De associatie maakt in 2007 een plan waarin duidelijke doelstellingen beschreven worden, met het oog op subsidies. Die subsidies worden met vertraging toegekend in november 2009, maar door onder andere de economische crisis ontvangt de AUHA daar slechts een deel van. Bovendien loopt het project niet zo vlot als verwacht: de overheid stelt de discussie over de integratie in de universiteit steeds uit, waardoor er onduidelijkheid over de plannen ontstaat. Tussen de vertegenwoordigers van de hogescholen en van de universiteit onderling ontstaan meningsverschillen over de timing van het project. Sommigen willen een onmiddellijke integratie van de opleidingen in de universiteit, anderen vinden dat er een soort tussenfase, een ‘vehikel’ nodig is, waarbij de faculteit eerst door een andere instantie beheerd wordt. Die tweede optie zou voor veel onzekerheid zorgen, onder andere voor het personeel. Door die problemen loopt het project, dat gepland is voor september 2010, vertraging op.
Consequent zijn
Professor Walter Nonneman, sinds september 2008 voorzitter van de AUHA, neemt op 20 januari 2010 ontslag en wordt opgevolgd door rector Alain Verschoren. “Nonneman had toen hij aantrad een doel voor ogen: binnen het jaar voor een overeenkomst zorgen in het dossier Industriële Wetenschappen”, legt Goffin uit. “Na 15 maanden was dat nog niet rond, daarom nam hij ontslag. Hij is consequent geweest. Een persoonlijke beslissing, hoewel die ook te maken had met het feit dat de partners het niet eens geworden waren.”

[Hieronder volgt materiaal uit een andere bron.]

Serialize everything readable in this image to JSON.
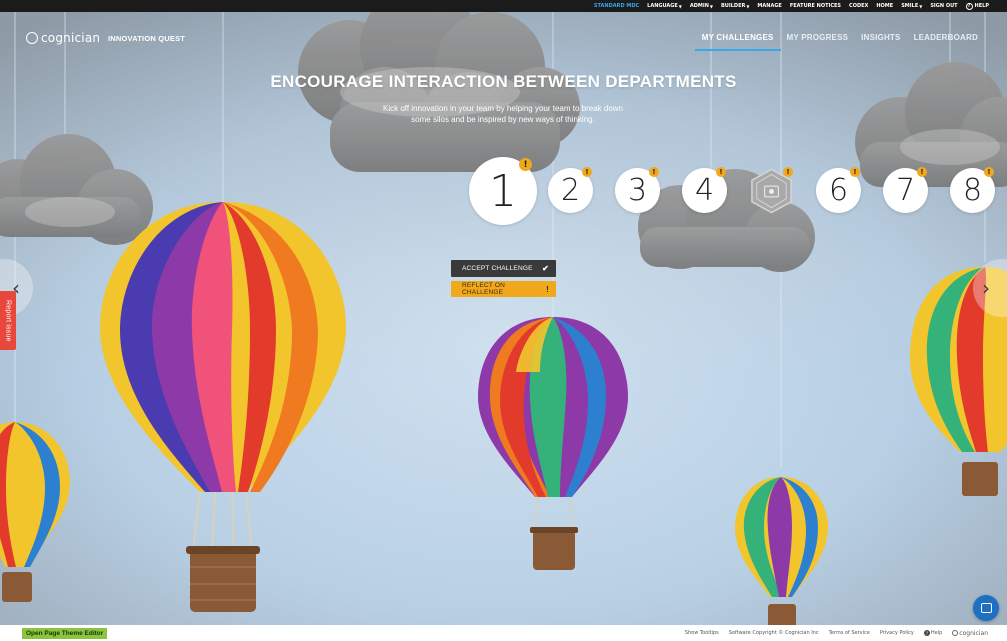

Met de komst van de nieuwe voorzitter en een nieuwe aanpak van de gesprekken is er volgens Goffin een doorbraak in het dossier gekomen: “Voordien waren er bij de besprekingen steeds meerdere vertegenwoordigers van dezelfde partij aanwezig, dat vertraagde de beslissingen. Nu hebben we dat aantal beperkt. Ondertussen is er een akkoord ondertekend door de drie partijen, de Artesis Hogeschool, de Karel de Grote-Hogeschool en de UA, om in september 2011 met die geïntegreerde faculteit te beginnen. Al dan niet binnen de universiteit, dat moet nog blijken uit hoe het decreet is opgesteld. “De beslissing of er een directe integratie zal gebeuren, of eerst een ‘vehikel’ zal worden ingezet, wordt uitgesteld. Een bijkomend voordeel is het feit dat de UA het project nu meer naar zich toe trekt, dat appreciëren de hogescholen. Voordien bekritiseerden ze de universiteit en vonden ze dat die zich te weinig engageerde in het project. Mogelijk heeft het voorzitterschap van de rector ook een positief effect.
Een grote verhuis
Dankzij de doorbraak in de onderhandelingen komt de nieuwe faculteit er in september 2011. Tegen oktober van dit jaar zal er ook een uitgewerkt curriculum klaar zijn, zodat er vanaf het najaar promotie gevoerd kan worden voor de ééngeworden opleiding. Aan het financiële plan wordt nog volop gewerkt, dat zal klaar zijn op 1 april. Tegen 15 maart zal het infrastructuurplan afgewerkt worden. Goffin: “Daar kan ik nu nog niets over zeggen. De oorspronkelijke bedoeling was dat dat aan Spoor Noord zou zijn, dat was een mogelijkheid om voor een duidelijke zichtbaarheid in de stad te zorgen, om het attractief te maken voor studenten. Maar die piste zou wel eens verlaten kunnen worden. Binnenkort weten we zeker waar het zal zijn. Het hangt ook samen met de bouwplannen van Artesis op Spoor Noord. Het is de bedoeling om een campus te maken die niet op zich staat, maar die aansluit bij een hogeschool of de universiteit. Op een manier waarbij op korte termijn, een viertal jaar, de hele opleiding naar daar kan verhuizen. Dat is relatief snel, want het is een grote verhuis: personeel, studenten, labo’s, etc.”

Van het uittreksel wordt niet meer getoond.